In the heat of conversation Johnson had a stimulus which he never felt in writing, the joy of personal contention. He admittedly regarded conversation as a contest, and was frankly contemptuous of the type of man who, like Addison or Goldsmith, was always at his best when he was arguing alone. Of two men talking, Johnson asserted, one must always rise superior to the other. For himself he had too much pride to be contentedly submerged by the conversation of others. Rather than be worsted, he would strike below the belt, or, in the words of Boswell, ‘toss and gore several persons.’ He had a rough and ready way of escaping from difficulties. When Mrs. Frances Brooke requested him to look over her new tragedy, complaining that she herself had no time to revise it, since she had ‘so many irons in the fire,’ the sage replied, ‘Why, then, Madam, the best thing I can advise you to do is to put your tragedy along with your irons.’ ‘If your company does not drive a man out of his house, nothing will,’ he said to Boswell because the Scotsman had ventured to defend the Americans. When he got the floor—and by the use of such methods he got it very often—he was not inclined to abandon it, and the conversation became a monologue. Goldsmith, who so often had the right in dispute and was, indeed, one of the wittiest opponents Johnson ever had, complained that he was ‘for making a monarchy of what should be a republic.’ Even Boswell admitted that in Johnson’s company men did not so much interchange conversation as listen to what was said. But, whatever lofty notions of conversation we may cherish, it may be questioned whether it can ever be a republic. If the flow of talk is to get anywhere, if it is to reach a conclusion, it must be confined within a rather narrow channel or it is certain to dissipate itself. Johnson hated spattering talk. He censured Goldsmith because he was always ‘coming on without knowing how he was to get off,’ and asserted that he could not talk well because he had made up his mind about nothing. ‘Goldsmith,’ said he, ‘had no settled notions upon any subject; so he talked always at random.’ It was not so with Johnson. He saw his conclusions and drove straight towards them, scattering his opponents or knocking them on the head if they impeded him.

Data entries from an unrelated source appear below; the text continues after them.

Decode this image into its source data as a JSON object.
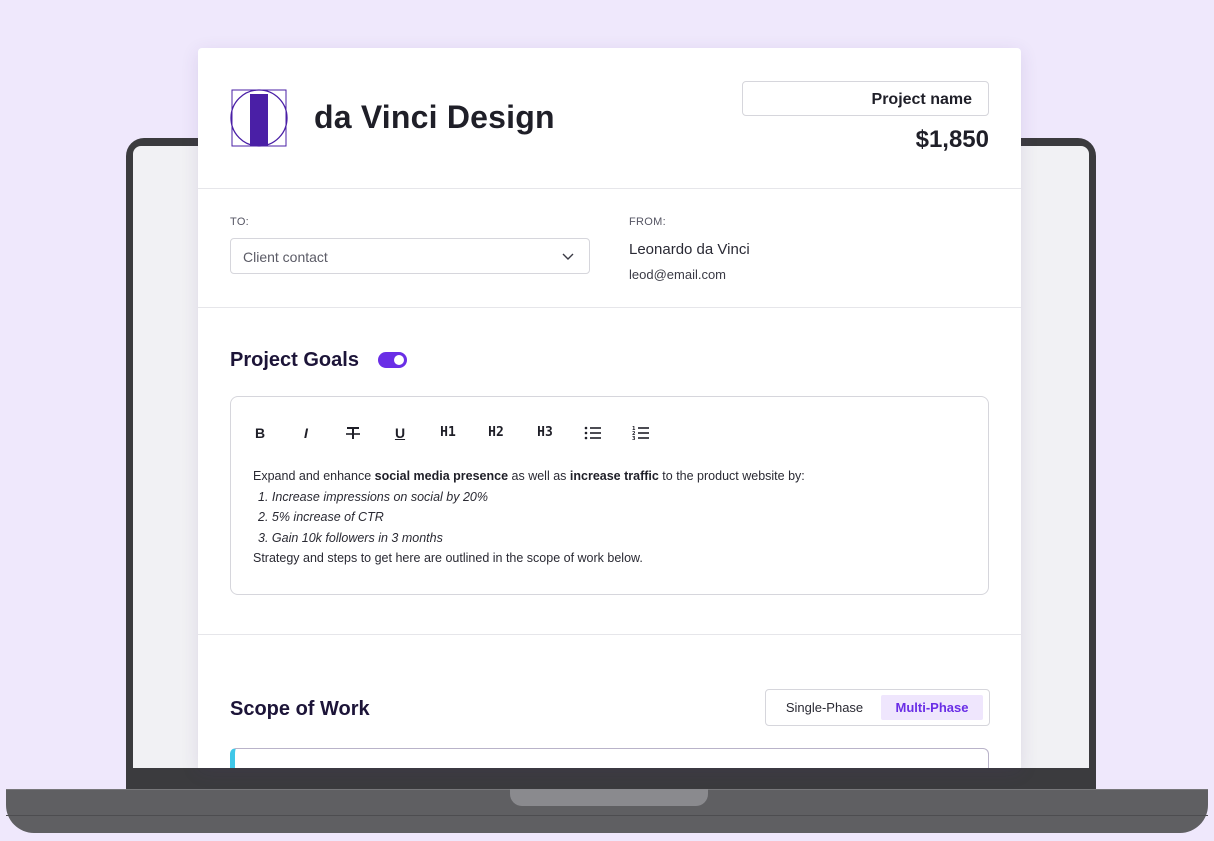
{
  "brand": {
    "name": "da Vinci Design",
    "logo_color": "#4a1fa6"
  },
  "header": {
    "project_name": "Project name",
    "price": "$1,850"
  },
  "parties": {
    "to_label": "TO:",
    "client_placeholder": "Client contact",
    "from_label": "FROM:",
    "from_name": "Leonardo da Vinci",
    "from_email": "leod@email.com"
  },
  "goals": {
    "title": "Project Goals",
    "toggle_on": true,
    "toolbar": [
      "B",
      "I",
      "S",
      "U",
      "H1",
      "H2",
      "H3",
      "bulleted-list",
      "numbered-list"
    ],
    "intro_prefix": "Expand and enhance ",
    "intro_bold1": "social media presence",
    "intro_mid": " as well as ",
    "intro_bold2": "increase traffic",
    "intro_suffix": " to the product website by:",
    "items": [
      "1. Increase impressions on social by 20%",
      "2. 5% increase of CTR",
      "3. Gain 10k followers in 3 months"
    ],
    "closing": "Strategy and steps to get here are outlined in the scope of work below."
  },
  "scope": {
    "title": "Scope of Work",
    "phase_single": "Single-Phase",
    "phase_multi": "Multi-Phase",
    "selected": "Multi-Phase"
  },
  "colors": {
    "accent": "#6a2ee6",
    "background": "#efe8fc",
    "scope_stripe": "#3fc7e8"
  }
}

But it would be a mistake to infer that Johnson was a sort of conversational head-hunter, or the ourang-outang of the drawing-room whom Macaulay depicts, alternately howling and growling and rending his associates in pieces before our eyes. If we have any respect for the consistent testimony of his contemporaries, we shall come to realize that he talked somewhat unwillingly. He had to be drawn out. ‘He was like the ghosts,’ said Tyers. Nothing annoyed him more than to be shown off. At the famous Wilkes dinner, to which he had been taken simply that he might contend with a worthy opponent, he was so angry when he realized what had happened that he took up a book, ‘sat down upon a window seat and read, or at least kept his eye upon it intently for some time,’ exactly as upon the very different occasion of his first meeting with Fanny Burney.